Mr Dermot Nesbitt, a member of the Ulster Unionist Party's team at the inter-party talks, was addressing the Irish Association in Dublin yesterday.
He said international human rights law was based on a number of principles. First of these was the territorial integrity of states. Second was that the accommodation of minorities within a state should take place within existing borders.
However, an individual government was "not free to exercise its authority absolutely within the state; governments must subscribe to the agreed international rules for the protection of citizens: (whether majority or minority) within a state".
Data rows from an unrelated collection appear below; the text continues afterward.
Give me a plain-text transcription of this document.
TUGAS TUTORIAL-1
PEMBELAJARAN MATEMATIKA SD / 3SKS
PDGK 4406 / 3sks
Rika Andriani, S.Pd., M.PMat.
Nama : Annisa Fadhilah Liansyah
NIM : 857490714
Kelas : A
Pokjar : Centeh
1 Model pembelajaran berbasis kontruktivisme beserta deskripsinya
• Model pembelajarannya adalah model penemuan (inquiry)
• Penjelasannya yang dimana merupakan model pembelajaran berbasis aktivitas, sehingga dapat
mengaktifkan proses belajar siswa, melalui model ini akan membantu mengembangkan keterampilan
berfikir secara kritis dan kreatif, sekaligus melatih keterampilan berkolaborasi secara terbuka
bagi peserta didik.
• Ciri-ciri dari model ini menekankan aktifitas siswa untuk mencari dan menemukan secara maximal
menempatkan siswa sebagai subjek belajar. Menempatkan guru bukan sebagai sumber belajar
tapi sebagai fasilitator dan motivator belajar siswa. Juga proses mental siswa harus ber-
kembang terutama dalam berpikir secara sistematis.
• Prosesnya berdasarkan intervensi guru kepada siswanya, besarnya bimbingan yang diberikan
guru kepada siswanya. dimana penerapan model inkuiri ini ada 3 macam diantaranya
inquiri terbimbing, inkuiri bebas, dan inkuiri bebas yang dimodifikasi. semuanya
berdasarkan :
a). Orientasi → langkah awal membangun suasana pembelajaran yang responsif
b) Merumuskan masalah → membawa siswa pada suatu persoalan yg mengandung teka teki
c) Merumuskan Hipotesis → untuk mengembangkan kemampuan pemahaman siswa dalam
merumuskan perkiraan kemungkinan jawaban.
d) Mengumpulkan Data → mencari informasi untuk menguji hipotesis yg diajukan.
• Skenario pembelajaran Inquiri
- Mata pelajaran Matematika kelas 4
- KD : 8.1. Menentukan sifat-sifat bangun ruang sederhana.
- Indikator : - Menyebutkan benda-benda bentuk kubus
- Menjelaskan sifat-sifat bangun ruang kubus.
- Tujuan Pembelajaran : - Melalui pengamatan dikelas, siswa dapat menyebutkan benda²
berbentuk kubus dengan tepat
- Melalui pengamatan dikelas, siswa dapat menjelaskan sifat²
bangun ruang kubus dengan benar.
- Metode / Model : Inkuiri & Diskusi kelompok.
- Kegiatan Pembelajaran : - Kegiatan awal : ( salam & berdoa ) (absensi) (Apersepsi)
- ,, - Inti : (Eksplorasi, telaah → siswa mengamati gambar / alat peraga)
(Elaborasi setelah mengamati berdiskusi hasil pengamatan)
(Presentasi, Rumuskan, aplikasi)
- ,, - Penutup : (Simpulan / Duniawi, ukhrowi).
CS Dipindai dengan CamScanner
Mr Nesbitt said joint British-Irish proposals for governing Northern Ireland, such as the Anglo-Irish Agreement and the "Framework Document", were not in accordance with international law.
He said the Government would support proposals to change Articles 2 and 3 of the Constitution provided the "Framework Document" was implemented. He believed those articles "in order to subscribe to the principles of international law, should be removed and not be thought of as subject to bargaining among the parties during the talks process".
He said the concept of "parity of esteem" within international law did not extend to all-Ireland "political linkages, as envisaged in the Framework Document".
Similarly, Dublin's long-term interest in the North "should be only to ensure that there is good government in Northern Ireland, and not to seek to have a say in that government". He felt the Government's present role was "too intrusive". It should make it clear it would "step back" once good government was assured in the North and accept "normal, cross-Border relations".